Since no code examples are available for this vulnerability, the attack mechanism involves sending BGP UPDATE messages with specifically malformed EVPN type-2 (MAC/IP Advertisement) or type-5 (IP Prefix) routes that contain unexpected attribute values or structural anomalies. Detailed technical information is available in the Juniper Security Advisory JSA103165.
Detection Methods for CVE-2025-60004
Indicators of Compromise
- Unexpected rpd process crashes or restarts visible in system logs (/var/log/messages)

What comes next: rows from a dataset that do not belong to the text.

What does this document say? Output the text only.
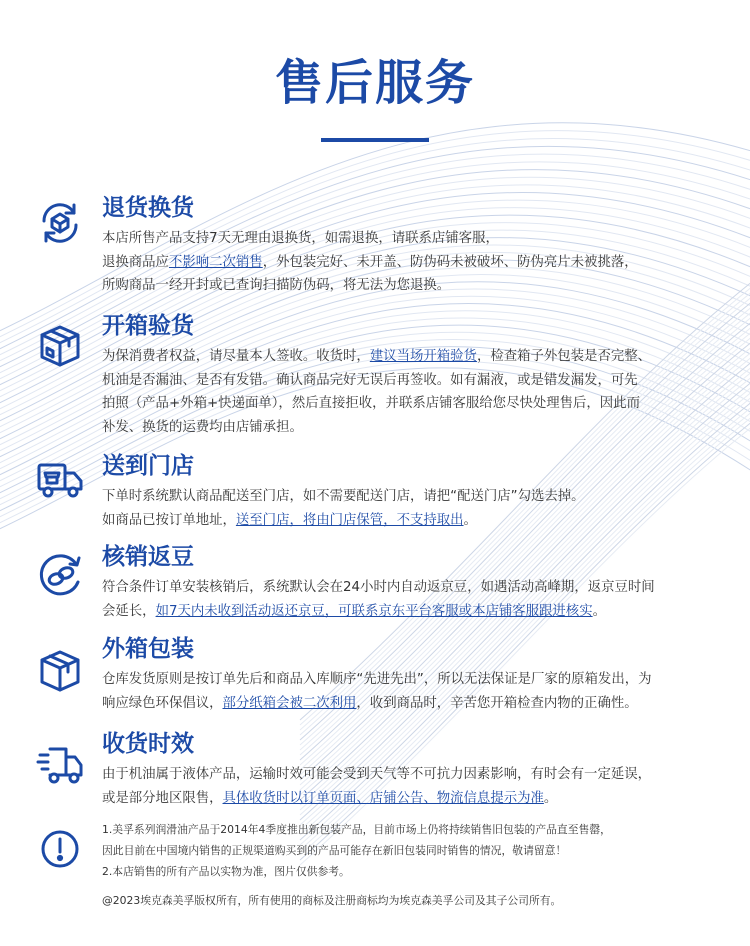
售后服务
退货换货
本店所售产品支持7天无理由退换货，如需退换，请联系店铺客服，
退换商品应不影响二次销售，外包装完好、未开盖、防伪码未被破坏、防伪亮片未被挑落，
所购商品一经开封或已查询扫描防伪码，将无法为您退换。
开箱验货
为保消费者权益，请尽量本人签收。收货时，建议当场开箱验货，检查箱子外包装是否完整、
机油是否漏油、是否有发错。确认商品完好无误后再签收。如有漏液，或是错发漏发，可先
拍照（产品+外箱+快递面单），然后直接拒收，并联系店铺客服给您尽快处理售后，因此而
补发、换货的运费均由店铺承担。
送到门店
下单时系统默认商品配送至门店，如不需要配送门店，请把“配送门店”勾选去掉。
如商品已按订单地址，送至门店，将由门店保管，不支持取出。
核销返豆
符合条件订单安装核销后，系统默认会在24小时内自动返京豆，如遇活动高峰期，返京豆时间
会延长，如7天内未收到活动返还京豆，可联系京东平台客服或本店铺客服跟进核实。
外箱包装
仓库发货原则是按订单先后和商品入库顺序“先进先出”，所以无法保证是厂家的原箱发出，为
响应绿色环保倡议，部分纸箱会被二次利用，收到商品时，辛苦您开箱检查内物的正确性。
收货时效
由于机油属于液体产品，运输时效可能会受到天气等不可抗力因素影响，有时会有一定延误，
或是部分地区限售，具体收货时以订单页面、店铺公告、物流信息提示为准。

1.美孚系列润滑油产品于2014年4季度推出新包装产品，目前市场上仍将持续销售旧包装的产品直至售罄，

因此目前在中国境内销售的正规渠道购买到的产品可能存在新旧包装同时销售的情况，敬请留意！

2.本店销售的所有产品以实物为准，图片仅供参考。

@2023埃克森美孚版权所有，所有使用的商标及注册商标均为埃克森美孚公司及其子公司所有。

- Frequent BGP session flaps or routing table instability corresponding with rpd restarts
- Core dumps generated by rpd located in /var/crash/ or /var/tmp/
- System log entries showing rpd termination immediately following BGP EVPN update processing
Detection Strategies
- Monitor for rpd crash events using show system core-dumps and correlate with BGP session activity
- Implement BGP session monitoring to detect unusual EVPN update patterns from peers
- Configure SNMP traps for routing daemon failures to enable real-time alerting
- Review BGP update statistics using show bgp summary and show bgp neighbor for anomalous EVPN route reception
Monitoring Recommendations
- Enable detailed BGP logging to capture update message details before potential crashes
- Implement rate limiting on BGP session establishment to slow potential automated attack attempts
- Deploy out-of-band management access to maintain device reachability during rpd outages
- Configure BGP peer authentication (TCP-MD5 or TCP-AO) to prevent unauthorized BGP session establishment
How to Mitigate CVE-2025-60004
Immediate Actions Required
- Upgrade affected Junos OS devices to version 23.4R2-S5, 24.2R2-S1, 24.4R1-S3, or 24.4R2 or later
- Upgrade affected Junos OS Evolved devices to version 23.4R2-S5-EVO, 24.2R2-S1-EVO, 24.4R1-S3-EVO, or 24.4R2-EVO or later
- Audit BGP peering relationships to identify potential sources of EVPN update messages
- Implement BGP route filtering to reject EVPN address family routes from untrusted peers where operationally feasible
Patch Information
Juniper Networks has released fixed software versions addressing this vulnerability. Detailed patch information and download links are available in the Juniper Security Advisory JSA103165.
Fixed Versions:
- Junos OS: 23.4R2-S5, 24.2R2-S1, 24.4R1-S3, 24.4R2 and subsequent releases
- Junos OS Evolved: 23.4R2-S5-EVO, 24.2R2-S1-EVO, 24.4R1-S3-EVO, 24.4R2-EVO and subsequent releases
Workarounds
- Configure BGP import policies to reject EVPN NLRI from peers that should not be sending EVPN routes
- Limit BGP peering to trusted networks and implement strict peer authentication
- Monitor rpd process health and configure automatic failover mechanisms where supported by network topology
# Example BGP policy to filter EVPN routes (apply to untrusted peers)
set policy-options policy-statement REJECT-EVPN term 1 from family evpn
set policy-options policy-statement REJECT-EVPN term 1 then reject
set policy-options policy-statement REJECT-EVPN term 2 then accept
# Apply to BGP neighbor
set protocols bgp group EXTERNAL-PEERS import REJECT-EVPN
Disclaimer: This content was generated using AI. While we strive for accuracy, please verify critical information with official sources.